According to Chart 1, Nvidia is expected to retain overwhelming dominance in AI training workloads during 2026. Inference workloads already look far more diversified. Tensor Processing Unit (TPU) deployments continue expanding inside Google. Amazon continues pushing its Trainium accelerators internally through Amazon Web Services (AWS). Hyperscalers increasingly deploy Application-Specific Integrated Circuits (ASICs) for workloads where deployment economics matter more than maximum flexibility. Cerebras enters this discussion as another architecture attempting to optimize specifically around inference rather than generalized GPU scaling.
Chart 1: Estimated AI Accelerator Market Share by Workload (2026E)
This does not mean Nvidia suddenly loses dominance. Nvidia still controls the most important software ecosystem in artificial intelligence infrastructure. That remains enormously important because hyperscalers cannot simply replace years of CUDA software optimization overnight. Nvidia also continues dominating networking infrastructure surrounding AI clusters, another advantage that becomes increasingly important as models scale.

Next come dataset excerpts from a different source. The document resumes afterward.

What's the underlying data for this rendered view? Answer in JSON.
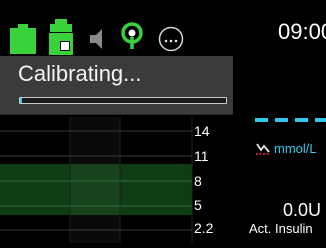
{
  "status_bar": {
    "icons": [
      "battery-icon",
      "reservoir-icon",
      "speaker-icon",
      "signal-icon",
      "menu-icon"
    ],
    "time": "09:00"
  },
  "calibration": {
    "title": "Calibrating...",
    "progress": 0.01
  },
  "graph": {
    "y_labels": [
      "14",
      "11",
      "8",
      "5",
      "2.2"
    ]
  },
  "sensor": {
    "unit": "mmol/L"
  },
  "insulin": {
    "value": "0.0U",
    "label": "Act. Insulin"
  },
  "colors": {
    "status_green": "#3ad23a",
    "accent_cyan": "#30c9ee",
    "graph_green": "#0e3d14",
    "panel_gray": "#3b3b3b"
  }
}
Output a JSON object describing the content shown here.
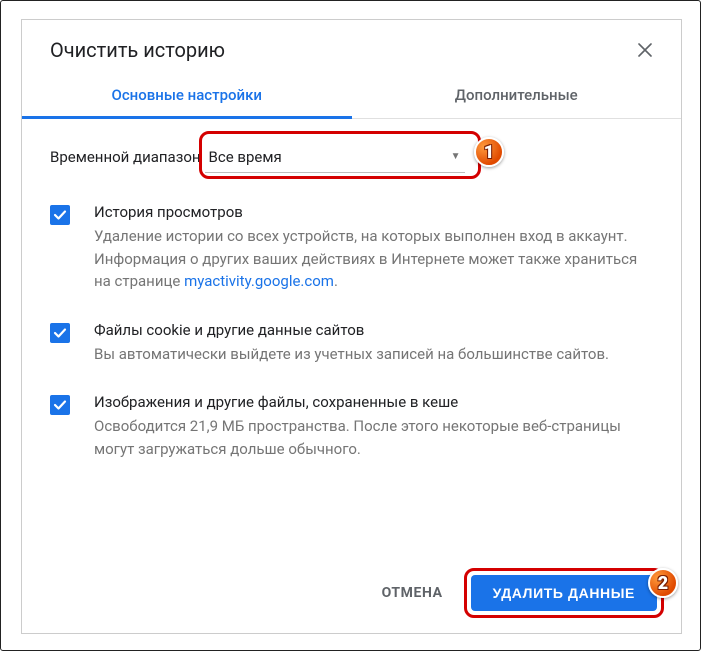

Today’s Nvidia earnings call will likely still focus heavily on Blackwell demand, hyperscaler capital expenditures, networking growth, and gross margin expansion. Nvidia remains in an extraordinarily strong position financially. Nothing currently suggests meaningful deterioration in near-term demand. Blackwell demand likely remains supply constrained.
But investors may increasingly listen for something else. The issue may no longer simply be whether hyperscalers continue spending aggressively on AI infrastructure. The issue increasingly becomes how hyperscalers optimize AI deployment economics as inference workloads scale globally. That discussion naturally leads toward ASICs, TPUs, memory movement, power efficiency, and inference optimization.
Inference Is Becoming a Different Market Than Training
According to Table 1, training and inference increasingly reward different kinds of chips. Nvidia GPUs still dominate training because training large AI models requires enormous computing power tied together through massive memory and networking systems. Inference is different. Inference focuses more on efficiently deploying those trained models at lower cost and lower power consumption once usage scales globally. That increasingly explains why hyperscalers continue buying Nvidia GPUs while simultaneously developing their own AI chips for portions of inference workloads.
Training workloads still strongly favor Nvidia GPU clusters because training prioritizes massive computing power tied together through large memory and networking systems. Nvidia dominates that environment through CUDA software integration, NVLink interconnect technology, InfiniBand networking, and the company’s enormous installed software ecosystem. Nvidia’s latest GPU architecture, Blackwell, simply extends that dominance further. Inference workloads become more sensitive to memory movement, latency, deployment cost, and power consumption once AI deployment scales globally across billions of transactions. Traditional GPU architectures rely heavily on external High Bandwidth Memory (HBM), requiring enormous amounts of data movement between processors and memory systems. That architecture works extremely well for training large AI models where raw compute throughput matters most. Cerebras becomes important because its wafer-scale architecture attempts to reduce those memory-transfer bottlenecks by integrating large SRAM memory pools directly onto the processor itself.
Why Cerebras Matters Beyond Its IPO
According to Table 2, inference increasingly appears to be evolving toward multiple specialized architectures rather than one dominant compute model. Nvidia still dominates through CUDA, networking scale, and hyperscaler deployment experience. Cerebras, however, is attempting to optimize specifically around inference latency and memory movement through wafer-scale integration and large SRAM memory pools. TPU, Trainium, and Groq similarly reflect how hyperscalers increasingly prioritize inference economics rather than simply maximizing compute scale.